Da standen im Sommer, wenn die Tage lang waren und die Sonne nicht genug von uns bekommen konnte, Waschzuber bereit, gefüllt mit Wasser, das am Nachmittag so warm geworden war, dass ich mich da mit dem Nachbarmädchen vergnügen konnte. Und draussen an der Mauer, in einem bäuerlichen Bergweiler, waren die Löcher, in die man Pfosten stellen konnte, noch gefüllt mit verblitztem Gewitterwasser, so dass ich selbst kochen wollte, eine himmlische Mischung mit teuflischen Zusätzen, Blütenblätter, grünes Gras zur Sättigung, zerriebene Käferbeine, sich windende Wurmteile, zermantschte Köpfe von Gänseblümchen, auch einige Donnerkiesel und etwas Staub.
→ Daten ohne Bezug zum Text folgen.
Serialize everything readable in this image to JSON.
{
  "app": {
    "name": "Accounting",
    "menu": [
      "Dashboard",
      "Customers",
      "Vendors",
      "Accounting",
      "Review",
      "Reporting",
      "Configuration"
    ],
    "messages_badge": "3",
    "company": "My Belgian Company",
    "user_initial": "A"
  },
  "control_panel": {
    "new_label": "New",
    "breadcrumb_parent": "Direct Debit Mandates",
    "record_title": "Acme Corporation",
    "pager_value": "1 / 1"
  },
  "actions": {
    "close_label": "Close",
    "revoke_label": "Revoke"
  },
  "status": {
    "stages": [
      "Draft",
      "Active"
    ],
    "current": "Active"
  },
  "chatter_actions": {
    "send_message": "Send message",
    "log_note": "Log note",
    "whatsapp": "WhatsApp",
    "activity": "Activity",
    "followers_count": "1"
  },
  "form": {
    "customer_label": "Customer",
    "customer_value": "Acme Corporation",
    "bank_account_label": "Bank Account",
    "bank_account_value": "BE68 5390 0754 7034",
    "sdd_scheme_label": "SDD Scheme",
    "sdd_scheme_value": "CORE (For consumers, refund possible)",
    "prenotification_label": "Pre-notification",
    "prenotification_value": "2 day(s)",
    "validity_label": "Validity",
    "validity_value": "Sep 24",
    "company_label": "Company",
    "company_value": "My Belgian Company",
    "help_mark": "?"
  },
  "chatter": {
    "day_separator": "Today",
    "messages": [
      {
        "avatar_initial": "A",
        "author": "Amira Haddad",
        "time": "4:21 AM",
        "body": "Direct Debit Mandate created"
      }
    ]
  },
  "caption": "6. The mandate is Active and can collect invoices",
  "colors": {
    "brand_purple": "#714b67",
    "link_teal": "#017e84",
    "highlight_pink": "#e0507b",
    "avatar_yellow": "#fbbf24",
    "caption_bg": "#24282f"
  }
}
Daraus stieg die Sehnsucht der Berge, das weisse Licht, die Andeutung von Gerüchen, die asketische Kahlheit der Gedanken, die erahnte Kühle des ewigen Schnees, das leise Flirren der heissen Luft, das Prickeln des Sonnenbrandes, ein Vorbote der Schneeblindheit. Athletische Klarheit.